When I returned home from class that day, I ran upstairs, ripped off my leotard and pushed it to the very back of my bottom dresser drawer. That is where it remains to this very day. Being so young at the time, especially during such an awkward period of development, this one incident felt like an earthquake, and my entire world was crumbling into teeny tiny pieces. It was those girls laughing at me, and the discomfort I felt in my own skin that heightened the insecurities I felt about my body. The whole idea of Ballet stresses the importance of perfection and uniform movement. The art of Ballet is about being the same, people included. I was not the same as these girls. I looked at these girls all I could see were a bunch of people who fit in, who were comfortable with themselves, happy being there, and all with similar body types and heights. I was short, paunchy, miserable and I certainly did not want to be there.
Throughout the time I was taking these classes, finally arriving home and taking that leotard off was the best part of my day for the longest time. While I was in those classes my eyes were always on the clock as I counted every minute, every second until the class would be over. Nevertheless, all the while I was in these classes for, I had failed to realize something very important. I became accustomed to placing importance on the wrong aspects of my life. I was giving value to what brought me down instead of what lifted me up, comparing myself to others instead of learning to love myself. I kept going to these classes because they were what I believed, at the time, to be the epitome of how I should be. I thought that if I just kept going, maybe, maybe I would magically start to dance like them, become friends with them, even look like them. It took me a long time after that until I realized how wrong I was.
All the while, I am still unsure what it was that drove me to care so much. I continued to dance throughout high school, but instead of ballet I chose to take contemporary and modern classes. These dance forms encourage outside-of-the-box thinking which is exactly what I needed. I didn’t need to conform to any image at all, I could just be myself, wear whatever I wanted, and dance how I wanted to. This really helped me to accept myself, and when the time came for me to take an extra-credit ballet intensive, I dug through my clothing to find that old leotard and I wore it with pride instead of shame. No, I didn’t look like every other girl there but my confidence refused to budge. It took a lot of time for me to reach this point with my self-confidence, and I am still and will probably always be working on it, but I am so happy I am done caring about what others think and changing myself for other people; trying to be something I am not; but it’s a work in progress.
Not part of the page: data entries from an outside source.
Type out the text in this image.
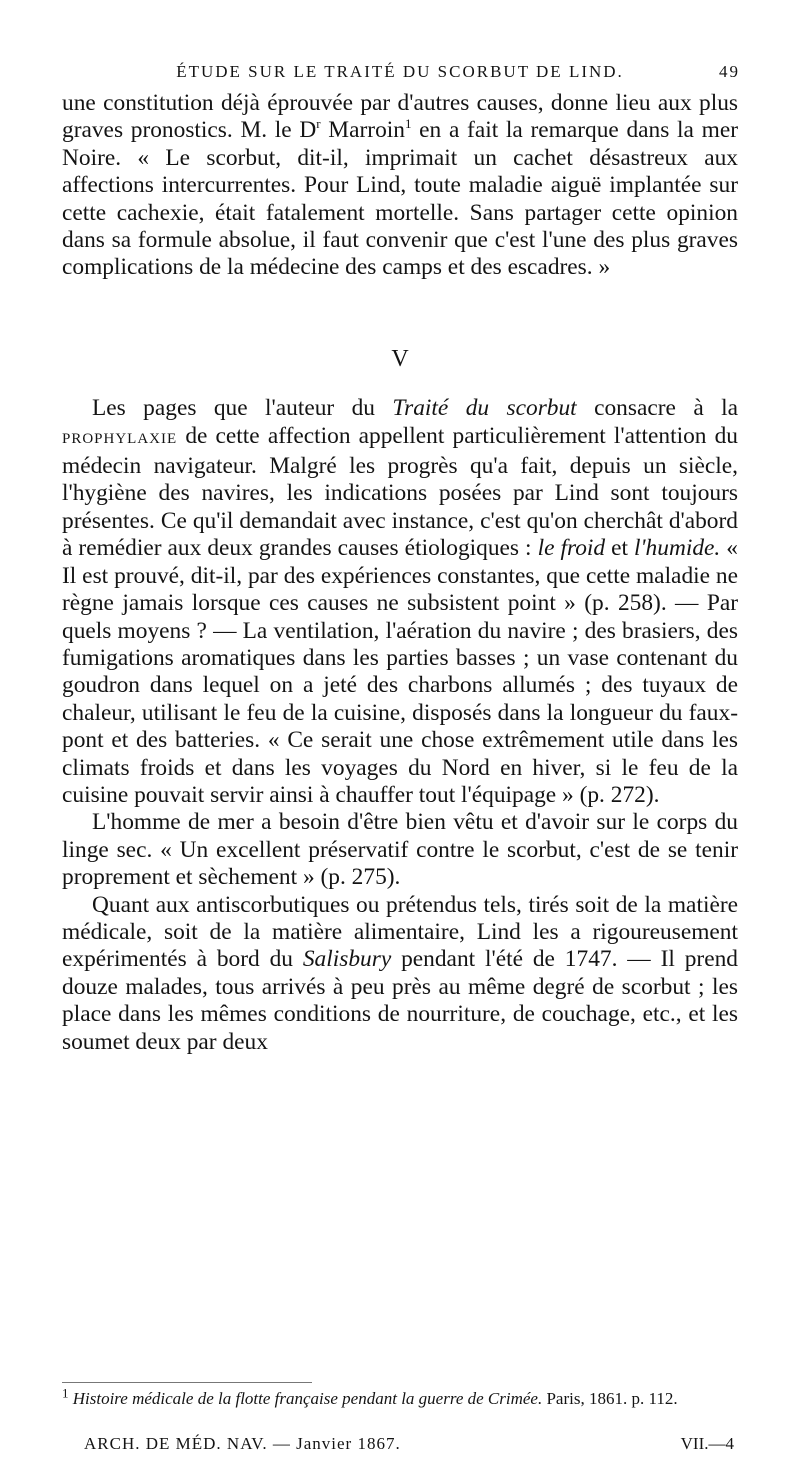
ÉTUDE SUR LE TRAITÉ DU SCORBUT DE LIND.	49

une constitution déjà éprouvée par d'autres causes, donne lieu aux plus graves pronostics. M. le $D^r$ Marroin$^1$ en a fait la remarque dans la mer Noire. « Le scorbut, dit-il, imprimait un cachet désastreux aux affections intercurrentes. Pour Lind, toute maladie aiguë implantée sur cette cachexie, était fatalement mortelle. Sans partager cette opinion dans sa formule absolue, il faut convenir que c'est l'une des plus graves complications de la médecine des camps et des escadres. »

V

Les pages que l'auteur du Traité du scorbut consacre à la PROPHYLAXIE de cette affection appellent particulièrement l'attention du médecin navigateur. Malgré les progrès qu'a fait, depuis un siècle, l'hygiène des navires, les indications posées par Lind sont toujours présentes. Ce qu'il demandait avec instance, c'est qu'on cherchât d'abord à remédier aux deux grandes causes étiologiques : le froid et l'humide. « Il est prouvé, dit-il, par des expériences constantes, que cette maladie ne règne jamais lorsque ces causes ne subsistent point » (p. 258). — Par quels moyens ? — La ventilation, l'aération du navire ; des brasiers, des fumigations aromatiques dans les parties basses ; un vase contenant du goudron dans lequel on a jeté des charbons allumés ; des tuyaux de chaleur, utilisant le feu de la cuisine, disposés dans la longueur du faux-pont et des batteries. « Ce serait une chose extrêmement utile dans les climats froids et dans les voyages du Nord en hiver, si le feu de la cuisine pouvait servir ainsi à chauffer tout l'équipage » (p. 272).

L'homme de mer a besoin d'être bien vêtu et d'avoir sur le corps du linge sec. « Un excellent préservatif contre le scorbut, c'est de se tenir proprement et sèchement » (p. 275).

Quant aux antiscorbutiques ou prétendus tels, tirés soit de la matière médicale, soit de la matière alimentaire, Lind les a rigoureusement expérimentés à bord du Salisbury pendant l'été de 1747. — Il prend douze malades, tous arrivés à peu près au même degré de scorbut ; les place dans les mêmes conditions de nourriture, de couchage, etc., et les soumet deux par deux

$^1$ Histoire médicale de la flotte française pendant la guerre de Crimée. Paris, 1861. p. 112.

ARCH. DE MÉD. NAV. — Janvier 1867.	VII.—4
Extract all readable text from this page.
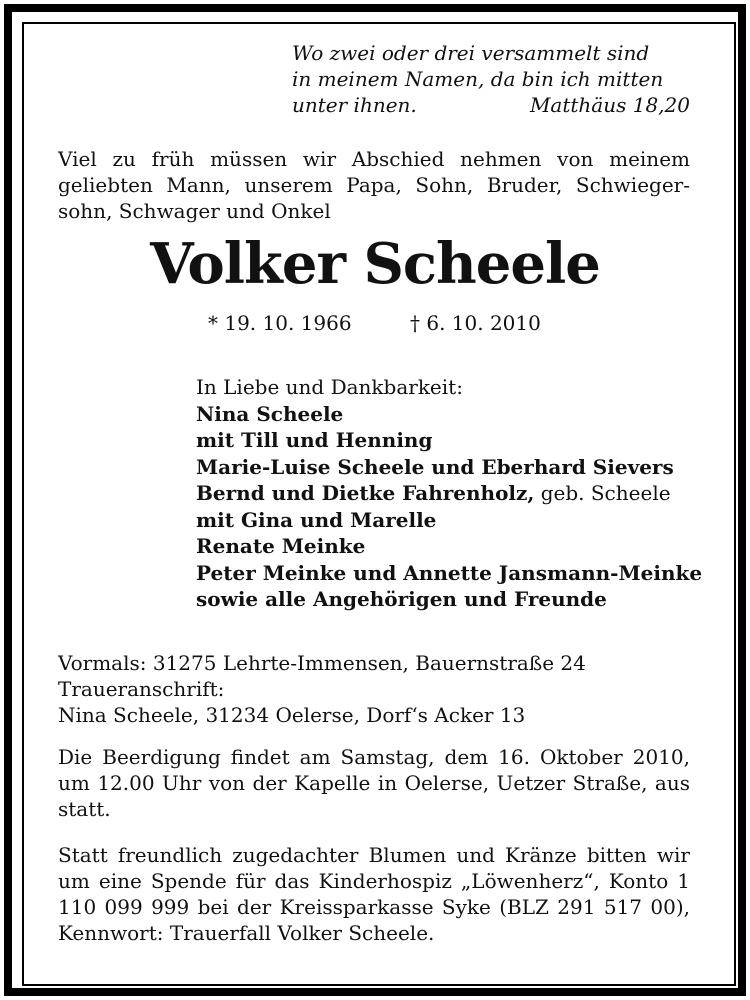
Wo zwei oder drei versammelt sind
in meinem Namen, da bin ich mitten
unter ihnen.	Matthäus 18,20
Viel zu früh müssen wir Abschied nehmen von meinem geliebten Mann, unserem Papa, Sohn, Bruder, Schwiegersohn, Schwager und Onkel
Volker Scheele
* 19. 10. 1966	† 6. 10. 2010
In Liebe und Dankbarkeit:
Nina Scheele
mit Till und Henning
Marie-Luise Scheele und Eberhard Sievers
Bernd und Dietke Fahrenholz, geb. Scheele
mit Gina und Marelle
Renate Meinke
Peter Meinke und Annette Jansmann-Meinke
sowie alle Angehörigen und Freunde
Vormals: 31275 Lehrte-Immensen, Bauernstraße 24
Traueranschrift:
Nina Scheele, 31234 Oelerse, Dorf‘s Acker 13
Die Beerdigung findet am Samstag, dem 16. Oktober 2010, um 12.00 Uhr von der Kapelle in Oelerse, Uetzer Straße, aus statt.
Statt freundlich zugedachter Blumen und Kränze bitten wir um eine Spende für das Kinderhospiz „Löwenherz“, Konto 1 110 099 999 bei der Kreissparkasse Syke (BLZ 291 517 00), Kennwort: Trauerfall Volker Scheele.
Now I am in college, but I still have the leotard, although I know I will never need it again. It is sitting idly, pushed to the very back of my dresser drawer back at home. I haven’t thrown it out. I guess I have kept it as a reminder of what I have learned and how far I have come. I still hate it because it brings back old memories, and I never purposefully move it around or touch it, but it’s there. Now, don’t take this the wrong way, because I am proud of the challenges I have overcome and the hardships I have lived through. I am allowed to despise the feelings associated with a particular article of clothing. Yet, despite the sour taste that leotard has left in my mouth I can also look at it and feel proud and happy. We cannot pick and choose the parts of our past we’d like to keep or give way. We can try and shove the bad parts to the back of a drawer in our closet, but that won’t change whether they happened or not. I am allowed to hate that leotard because I have earned my right to hate it. I keep it because it is a part of me. I keep it because I know that at this point in time, as a young college student who all-around doesn’t actually know too much about all of life’s struggles just yet, I know that a piece of clothing can’t hold me back. This is something I have learned, this is something I have overcome, so I keep that leotard there in my closet, and it will always remain there.